Photo by Jamie Wiggan
Lee Davis, Allegheny County’s violence prevention coordinator, speaks to community members about solutions to the “violence epidemic” plaguing the area.
By Editorial Board
Since the start of the year, six people have already lost their lives to gun violence in McKees Rocks and Stowe.
Many more have suffered hospitalizing wounds from the ceaseless skirmishes rattling through our community, and more still have suffered from the waves of trauma that reverberate endlessly outward from each act of violence, leaving their mark on a mother, a father, a cousin, a nephew...
Ultimately, the dark cloud of gun violence stretches across the whole community and casts its gloom over all. We grow weary and suspicious, and we take our frustrations to the fabulously unproductive world of social media, where bitterness and resentment snuff out any sparks of hope or healing.
Thankfully, a dedicated group of community leaders have been searching for real solutions by convening in-person workshops with members of the public.

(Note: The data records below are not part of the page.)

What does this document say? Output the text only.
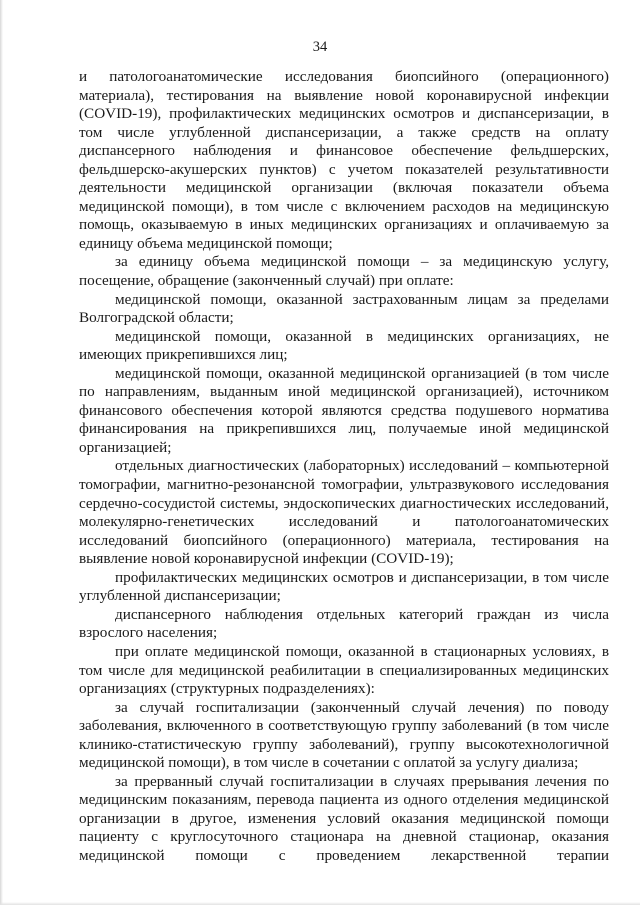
34

и патологоанатомические исследования биопсийного (операционного) материала), тестирования на выявление новой коронавирусной инфекции (COVID-19), профилактических медицинских осмотров и диспансеризации, в том числе углубленной диспансеризации, а также средств на оплату диспансерного наблюдения и финансовое обеспечение фельдшерских, фельдшерско-акушерских пунктов) с учетом показателей результативности деятельности медицинской организации (включая показатели объема медицинской помощи), в том числе с включением расходов на медицинскую помощь, оказываемую в иных медицинских организациях и оплачиваемую за единицу объема медицинской помощи;

за единицу объема медицинской помощи – за медицинскую услугу, посещение, обращение (законченный случай) при оплате:

медицинской помощи, оказанной застрахованным лицам за пределами Волгоградской области;

медицинской помощи, оказанной в медицинских организациях, не имеющих прикрепившихся лиц;

медицинской помощи, оказанной медицинской организацией (в том числе по направлениям, выданным иной медицинской организацией), источником финансового обеспечения которой являются средства подушевого норматива финансирования на прикрепившихся лиц, получаемые иной медицинской организацией;

отдельных диагностических (лабораторных) исследований – компьютерной томографии, магнитно-резонансной томографии, ультразвукового исследования сердечно-сосудистой системы, эндоскопических диагностических исследований, молекулярно-генетических исследований и патологоанатомических исследований биопсийного (операционного) материала, тестирования на выявление новой коронавирусной инфекции (COVID-19);

профилактических медицинских осмотров и диспансеризации, в том числе углубленной диспансеризации;

диспансерного наблюдения отдельных категорий граждан из числа взрослого населения;

при оплате медицинской помощи, оказанной в стационарных условиях, в том числе для медицинской реабилитации в специализированных медицинских организациях (структурных подразделениях):

за случай госпитализации (законченный случай лечения) по поводу заболевания, включенного в соответствующую группу заболеваний (в том числе клинико-статистическую группу заболеваний), группу высокотехнологичной медицинской помощи), в том числе в сочетании с оплатой за услугу диализа;

за прерванный случай госпитализации в случаях прерывания лечения по медицинским показаниям, перевода пациента из одного отделения медицинской организации в другое, изменения условий оказания медицинской помощи пациенту с круглосуточного стационара на дневной стационар, оказания медицинской помощи с проведением лекарственной терапии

Bringing together non-profit leaders with school board officials, law enforcement representatives and ordinary residents is an essential start to the process of healing. Getting this off the ground and getting people to show up is a challenge in itself, and an indicator the community is finally ready for change.
The real challenge, though, is in making that change happen. Sophisticated intervention programs have their place, but they must actually do what the name implies, namely, intervene.
When smart people with backgrounds in civic policy get together in a room, the temptation can be to imagine gun violence as an intellectual problem to be solved through deduction and analysis.
In reality, the problem lies inside complex human beings who defy our models and projections. At its best, programming can bring the needed expertise and resources to steer those at risk of succumbing to the path of violence onto a better course.
More fundamentally, though, real change must come from the whole community, in the form of tangible action.
After a recent workshop wrapped up late on a weekday evening, a young community member was shuffling in and out of the meeting place giving away boxes of uneaten pizza to children playing on the streets around the Hays Manor public housing complex.
He introduced himself during the meeting as a Sto-Rox graduate who had rebranded himself as a mentor to the young after emerging from a troubled period in his own youth. He emphasized the value of developing relationships with those connected to violence as the only true way to stem the tide of bloodshed.
His tangible acts of service serve as a challenging reminder that at some point we must stop talking and start doing.
Community-wide change doesn’t require everyone to fraternize with gang members in hopes of exuding a positive influence. (For most of us, that would probably be foolish.)
For some, it might mean a small shift in attitude such as deciding not to post online that unhelpful remark about “nothing ever changing in this community.” For others, it might mean reigning in our inner judgments and considering the trauma and deprivation that drives children to slay each other mercilessly.
All of us can find some ways of being a better neighbor and building bridges of trust in place of fear and violence.
Dedicated community leaders are working hard to implement a comprehensive intervention plan, and we hope they can pull it off and yield results. But we hope the whole community will pitch in and pull their weight, too.